I would store them individually cling filmed inside an air tight container

Thanks

Shaun


----------



## stone14

Traditional flapjacks are only oats, golden syrup and butter, maybe brown sugar, so I'd imagine which ever is the soonest use by date is aslong as they will last? So could last months if stored right. Dry and cool.


----------



## Ackee&amp;Saltfish

Airtight container should do you fine, you can even freeze them although I'm not sure if they'll taste any different


----------



## stone14

Atm I'm making them like this:

330g oats

200g butter (flora so good fats)

6 tbsp golden syrup

There not like what you get at the bakers tho  still havnt got a recipe to taste like a pro's lol


----------



## secondhandsoul

stone14 said:


> Atm I'm making them like this:
> 
> 330g oats
> 
> 200g butter (flora so good fats)
> 
> 6 tbsp golden syrup
> 
> There not like what you get at the bakers tho  still havnt got a recipe to taste like a pro's lol


That'll be the flora. No baker worth their salt would sub butter  you can't be far off the flavour though. There aren't many ingredients! Brown sugar and dried fruit always give it a kick. I chuck in peanut butter or chopped nuts to. Air tight container they'll keep fine for atleast a week.


----------



## L11

If you want them to taste like the bakers you need to use real butter and condensed milk... Personally I prefer experimenting with different flavours though I've made: peanut butter, apricot and almond, banana, cinnamon, honey and almond to name a few!


----------



## stone14

Ah ryt cool, was just thinking it would be a it healthier with flora than butter lol, also iv tried the peanut butter 1 a few times but always wanted the bakers taste, soft on the inside n chewy on the outside and crunchy on the edges mmmm haha


----------



## stone14

Didn't have enough gloden syrup so filled in the rest with a few squirts of honey, will see how they taste when there cooled.


----------



## stone14

Ok there cooled and there the best iv made so far. I used about a 60/40ratio of goldensyrup-to-honey for the sweetness, and a mix of 50/50 whole rolled oats and oatmeal (ground oats)

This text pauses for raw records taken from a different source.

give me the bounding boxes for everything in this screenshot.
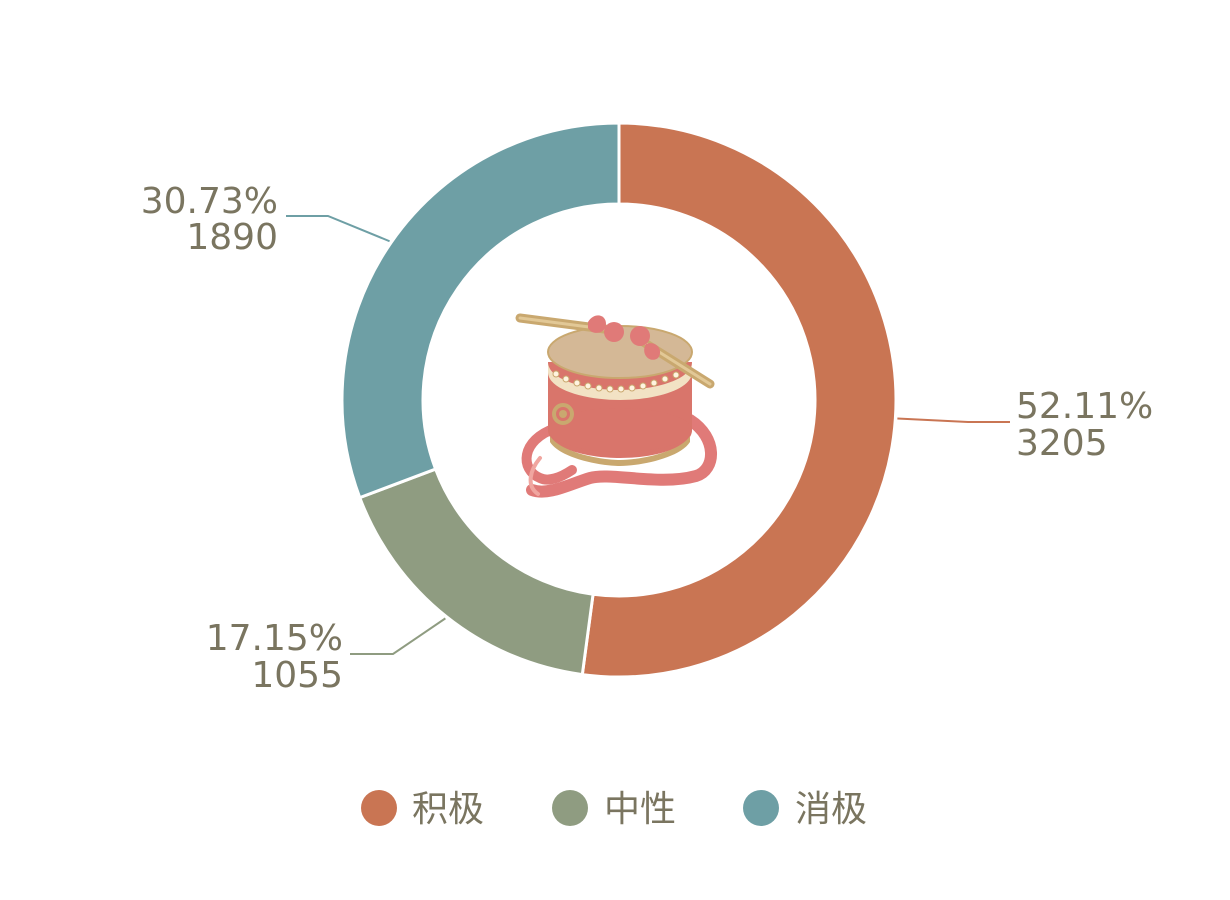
value-label-negative: 1890 (186, 217, 278, 258)
legend-label-neutral: 中性 (604, 789, 676, 830)
legend-item-positive[interactable]: 积极 (361, 789, 484, 830)
drum-icon (515, 313, 717, 498)
leader-line-neutral (350, 617, 446, 655)
legend-item-neutral[interactable]: 中性 (552, 789, 676, 830)
slices-group (340, 121, 898, 679)
legend-label-negative: 消极 (795, 789, 867, 830)
slice-negative[interactable] (340, 121, 621, 500)
slice-neutral[interactable] (357, 467, 595, 677)
leader-line-positive (897, 417, 1010, 423)
legend-marker-negative (743, 790, 779, 826)
legend-item-negative[interactable]: 消极 (743, 789, 867, 830)
labels-group: 52.11%3205 17.15%1055 30.73%1890 (141, 181, 1154, 696)
legend-marker-positive (361, 790, 397, 826)
legend-marker-neutral (552, 790, 588, 826)
value-label-neutral: 1055 (251, 655, 343, 696)
percent-label-positive: 52.11% (1016, 386, 1153, 427)
legend: 积极 中性 消极 (361, 789, 867, 830)
leader-line-negative (286, 215, 390, 243)
legend-label-positive: 积极 (412, 789, 484, 830)
percent-label-neutral: 17.15% (206, 618, 343, 659)
percent-label-negative: 30.73% (141, 181, 278, 222)
slice-positive[interactable] (580, 121, 898, 679)
value-label-positive: 3205 (1016, 423, 1108, 464)
leader-lines-group (286, 215, 1010, 655)
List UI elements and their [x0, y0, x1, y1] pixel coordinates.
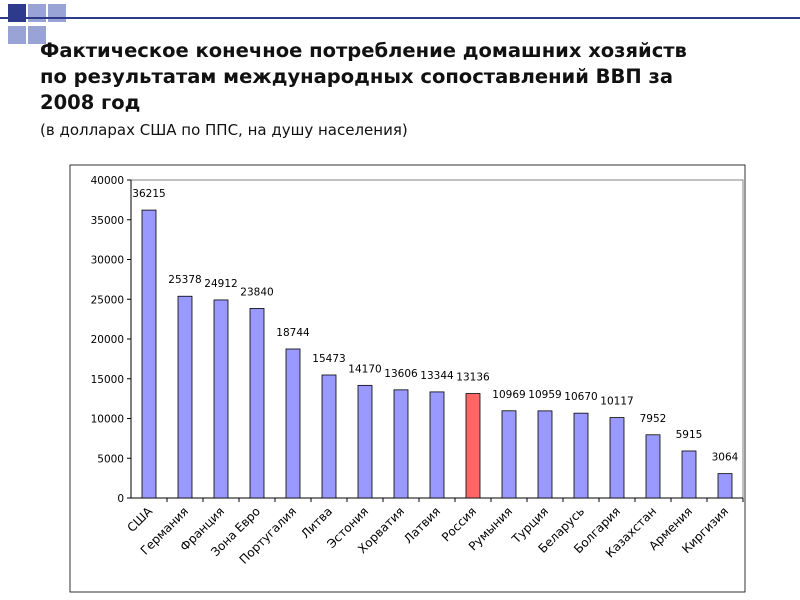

180oC till lightbrown/brown on top, 1/2" thick, nice and soft and chewy ontop, abit crunchly like a buscuit on the sides.


----------



## mark_star

about 5mins around me


----------



## Jon.B

Should last ages if wrapped up properly and in an airtight container. I made a batch recently, were still ok after 4 weeks


----------



## BigTrev

In my house probably 2 mins tops.

Good tip here,,if you want them to taste like a traditional bakery just jump in the car til you find a good bakery


----------